M. Huillard-Bréholles dit avec raison que les pièces diplomatiques sont la base de l’histoire, et que, lors même qu’une époque ou un personnage ont fourni le sujet de monographies justement estimées, c’est encore rendre service à la science que de rassembler les matériaux où les écrivains ont puisé, en ajoutant ce qu’ils ont omis, ou ce qu’ils n’ont point connu ; et comme l’une des conditions des plus essentielles des grands recueils de pièces, c’est d’être aussi complets que possible, le savant éditeur a reproduit par des analyses sommaires les documens déjà publiés et imprimé textuellement les actes qui, jusqu’à ce jour, étaient restés inédits dans les divers dépôts scientifiques de l’Allemagne, de l’Italie, de l’Angleterre et de la France.

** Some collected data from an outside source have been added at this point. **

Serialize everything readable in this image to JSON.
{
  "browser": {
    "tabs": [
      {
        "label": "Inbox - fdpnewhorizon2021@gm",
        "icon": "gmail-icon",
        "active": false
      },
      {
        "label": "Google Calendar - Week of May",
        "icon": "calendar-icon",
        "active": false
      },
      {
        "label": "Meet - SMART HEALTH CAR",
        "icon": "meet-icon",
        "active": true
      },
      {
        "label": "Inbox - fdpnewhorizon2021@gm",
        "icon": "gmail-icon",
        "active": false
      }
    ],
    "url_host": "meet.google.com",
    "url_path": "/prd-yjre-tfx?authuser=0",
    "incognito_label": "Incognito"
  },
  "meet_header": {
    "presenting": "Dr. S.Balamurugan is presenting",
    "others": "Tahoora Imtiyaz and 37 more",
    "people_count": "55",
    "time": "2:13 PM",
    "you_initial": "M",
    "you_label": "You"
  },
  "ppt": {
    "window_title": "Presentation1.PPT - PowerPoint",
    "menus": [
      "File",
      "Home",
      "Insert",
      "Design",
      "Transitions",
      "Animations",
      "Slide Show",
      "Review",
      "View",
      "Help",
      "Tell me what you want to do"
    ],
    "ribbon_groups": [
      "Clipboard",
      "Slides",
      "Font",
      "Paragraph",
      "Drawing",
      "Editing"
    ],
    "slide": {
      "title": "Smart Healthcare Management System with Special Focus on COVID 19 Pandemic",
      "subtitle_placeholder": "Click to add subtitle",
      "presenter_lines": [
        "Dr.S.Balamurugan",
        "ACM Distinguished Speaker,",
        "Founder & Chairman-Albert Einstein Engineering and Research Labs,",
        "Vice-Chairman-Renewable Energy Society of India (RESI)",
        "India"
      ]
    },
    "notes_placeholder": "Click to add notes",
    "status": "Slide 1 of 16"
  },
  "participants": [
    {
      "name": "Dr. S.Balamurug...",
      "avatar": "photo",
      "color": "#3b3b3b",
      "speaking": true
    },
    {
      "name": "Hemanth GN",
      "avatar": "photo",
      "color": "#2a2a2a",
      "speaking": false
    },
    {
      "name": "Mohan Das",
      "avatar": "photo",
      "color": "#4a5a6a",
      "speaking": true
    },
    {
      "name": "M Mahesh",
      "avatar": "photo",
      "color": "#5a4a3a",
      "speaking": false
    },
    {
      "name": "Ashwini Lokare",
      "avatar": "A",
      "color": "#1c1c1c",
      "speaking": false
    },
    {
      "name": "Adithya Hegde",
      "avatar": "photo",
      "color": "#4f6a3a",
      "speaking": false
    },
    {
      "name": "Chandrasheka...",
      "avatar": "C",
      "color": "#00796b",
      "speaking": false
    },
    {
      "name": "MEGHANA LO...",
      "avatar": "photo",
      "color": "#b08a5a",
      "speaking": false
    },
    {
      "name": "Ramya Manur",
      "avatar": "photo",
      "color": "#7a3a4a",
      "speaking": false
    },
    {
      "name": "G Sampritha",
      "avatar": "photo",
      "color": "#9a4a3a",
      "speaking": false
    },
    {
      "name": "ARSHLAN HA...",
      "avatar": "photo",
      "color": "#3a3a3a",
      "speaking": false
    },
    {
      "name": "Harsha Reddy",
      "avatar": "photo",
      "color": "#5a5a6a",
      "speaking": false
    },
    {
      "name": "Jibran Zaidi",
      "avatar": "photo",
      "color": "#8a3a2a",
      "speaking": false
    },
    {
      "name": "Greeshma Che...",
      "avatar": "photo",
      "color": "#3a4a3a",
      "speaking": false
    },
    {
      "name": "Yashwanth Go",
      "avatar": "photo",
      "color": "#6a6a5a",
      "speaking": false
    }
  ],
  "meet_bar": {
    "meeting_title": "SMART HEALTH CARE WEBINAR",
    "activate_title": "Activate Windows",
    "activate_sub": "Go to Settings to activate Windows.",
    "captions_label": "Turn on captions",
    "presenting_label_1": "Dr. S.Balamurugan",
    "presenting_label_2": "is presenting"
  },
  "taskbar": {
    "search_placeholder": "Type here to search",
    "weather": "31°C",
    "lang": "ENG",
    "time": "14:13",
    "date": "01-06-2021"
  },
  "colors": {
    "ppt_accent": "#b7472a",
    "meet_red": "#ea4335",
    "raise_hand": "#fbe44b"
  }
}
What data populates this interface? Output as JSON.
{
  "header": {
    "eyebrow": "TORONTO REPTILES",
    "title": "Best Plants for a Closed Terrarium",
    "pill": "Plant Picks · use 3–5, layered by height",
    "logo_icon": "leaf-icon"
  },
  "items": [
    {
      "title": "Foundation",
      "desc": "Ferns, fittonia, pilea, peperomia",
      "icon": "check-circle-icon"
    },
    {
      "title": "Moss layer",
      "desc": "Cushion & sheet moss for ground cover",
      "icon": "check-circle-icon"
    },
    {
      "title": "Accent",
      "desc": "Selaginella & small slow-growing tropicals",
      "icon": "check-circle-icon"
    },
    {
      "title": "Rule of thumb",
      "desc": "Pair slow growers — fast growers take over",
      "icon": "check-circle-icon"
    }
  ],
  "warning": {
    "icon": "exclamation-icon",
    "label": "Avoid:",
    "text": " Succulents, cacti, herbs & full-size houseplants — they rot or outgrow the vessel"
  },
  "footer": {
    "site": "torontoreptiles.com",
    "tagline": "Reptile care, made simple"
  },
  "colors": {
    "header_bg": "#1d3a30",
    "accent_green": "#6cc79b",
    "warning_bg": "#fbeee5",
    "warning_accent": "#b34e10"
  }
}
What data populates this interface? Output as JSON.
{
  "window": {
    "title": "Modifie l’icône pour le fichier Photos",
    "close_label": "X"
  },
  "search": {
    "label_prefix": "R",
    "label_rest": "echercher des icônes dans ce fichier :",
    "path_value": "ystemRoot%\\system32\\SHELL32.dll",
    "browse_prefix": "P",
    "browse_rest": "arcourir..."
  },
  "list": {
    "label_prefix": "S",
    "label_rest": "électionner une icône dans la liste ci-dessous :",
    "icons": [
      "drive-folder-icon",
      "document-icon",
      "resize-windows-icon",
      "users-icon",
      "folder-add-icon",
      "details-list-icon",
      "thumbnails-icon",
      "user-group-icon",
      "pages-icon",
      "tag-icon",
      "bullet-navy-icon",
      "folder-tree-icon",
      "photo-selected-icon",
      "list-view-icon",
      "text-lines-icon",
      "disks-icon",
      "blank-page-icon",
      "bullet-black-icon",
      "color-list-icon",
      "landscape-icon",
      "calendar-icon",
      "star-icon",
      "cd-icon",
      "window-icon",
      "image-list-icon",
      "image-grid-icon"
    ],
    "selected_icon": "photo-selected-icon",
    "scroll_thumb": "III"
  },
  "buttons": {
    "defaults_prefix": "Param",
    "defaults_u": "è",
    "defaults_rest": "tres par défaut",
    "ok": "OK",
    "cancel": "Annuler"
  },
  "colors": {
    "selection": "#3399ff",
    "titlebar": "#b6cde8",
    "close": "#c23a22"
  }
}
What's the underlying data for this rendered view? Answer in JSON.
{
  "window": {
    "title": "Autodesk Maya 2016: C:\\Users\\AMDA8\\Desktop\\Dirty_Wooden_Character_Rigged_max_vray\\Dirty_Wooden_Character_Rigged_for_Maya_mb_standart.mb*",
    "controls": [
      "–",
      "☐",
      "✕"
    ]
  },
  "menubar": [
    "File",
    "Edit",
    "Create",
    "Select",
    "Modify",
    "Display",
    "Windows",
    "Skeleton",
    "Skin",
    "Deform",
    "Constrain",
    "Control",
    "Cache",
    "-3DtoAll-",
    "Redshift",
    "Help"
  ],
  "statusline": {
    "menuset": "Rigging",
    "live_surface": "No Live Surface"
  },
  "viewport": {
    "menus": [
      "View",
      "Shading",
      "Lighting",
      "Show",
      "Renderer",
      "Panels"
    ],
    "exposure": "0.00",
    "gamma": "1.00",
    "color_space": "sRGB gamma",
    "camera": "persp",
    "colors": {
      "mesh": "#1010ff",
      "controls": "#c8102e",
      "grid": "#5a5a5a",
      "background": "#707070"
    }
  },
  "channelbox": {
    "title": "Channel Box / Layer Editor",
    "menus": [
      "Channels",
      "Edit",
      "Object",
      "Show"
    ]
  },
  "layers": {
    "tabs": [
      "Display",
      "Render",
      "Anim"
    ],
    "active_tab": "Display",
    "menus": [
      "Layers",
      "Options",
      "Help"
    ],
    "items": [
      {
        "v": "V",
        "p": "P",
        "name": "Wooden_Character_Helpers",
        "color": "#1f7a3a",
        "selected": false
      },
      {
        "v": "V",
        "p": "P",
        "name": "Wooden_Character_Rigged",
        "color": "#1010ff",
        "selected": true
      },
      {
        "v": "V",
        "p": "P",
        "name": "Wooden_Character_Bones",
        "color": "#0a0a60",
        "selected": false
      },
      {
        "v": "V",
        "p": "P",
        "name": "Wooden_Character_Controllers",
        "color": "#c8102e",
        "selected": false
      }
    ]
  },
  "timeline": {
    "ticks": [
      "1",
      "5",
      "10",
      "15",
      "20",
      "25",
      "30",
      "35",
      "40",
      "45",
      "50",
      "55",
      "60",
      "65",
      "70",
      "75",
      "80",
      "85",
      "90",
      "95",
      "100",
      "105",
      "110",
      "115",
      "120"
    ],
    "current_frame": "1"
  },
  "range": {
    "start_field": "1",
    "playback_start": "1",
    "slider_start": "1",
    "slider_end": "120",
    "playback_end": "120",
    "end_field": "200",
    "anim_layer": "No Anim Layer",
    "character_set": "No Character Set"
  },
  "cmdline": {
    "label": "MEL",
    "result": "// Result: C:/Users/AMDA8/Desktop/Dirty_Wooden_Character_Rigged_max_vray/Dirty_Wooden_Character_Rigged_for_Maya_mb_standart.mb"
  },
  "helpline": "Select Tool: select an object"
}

Ainsi disposés par ordre chronologique, ces actes s’éclairent l’un par l’autre ; l’histoire se déroule dans la forme la plus sévère, la plus exacte ; ce sont les morts eux-mêmes qui parlent, et le lecteur, transporté en plein XIIIe siècle, entend comme l’écho lointain de tous les bruits qui retentissaient dans les vastes domaines du César germain. De semblables travaux demandent de la part de ceux qui ont le courage de les entreprendre autant de savoir que d’abnégation ; et nous ne faisons que rendre ici à M. Huillard-Bréholles une justice bien méritée, en disant que le recueil dont il poursuit la publication avec une si infatigable activité est sans contredit l’une des œuvres les plus importantes que l’érudition française ait produites dans ces dernières années.


Catalogue d’une précieuse collection de livres, manuscrits, autographes, dessins et gravures[1].

Il existait autrefois en Europe une classe d’hommes tout à fait exceptionnelle, qui appartenait, à la fois à l’industrie et à la science, et qui les servait dignement l’une et l’autre par une infatigable activité. Cette classe, envers laquelle l’histoire des lettres, du reste, n’a point été ingrate, c’était celle des imprimeurs et des libraires érudits, qui, non contens d’éditer des livres, savaient aussi en écrire eux-mêmes ; et qui, à défaut d’ouvrages originaux, mettaient leur gloire à tirer de l’oubli

  1. Bibliothèque de M. Ant.-Ang. Renouard. Paris, 1853, 1 vol. in-8o.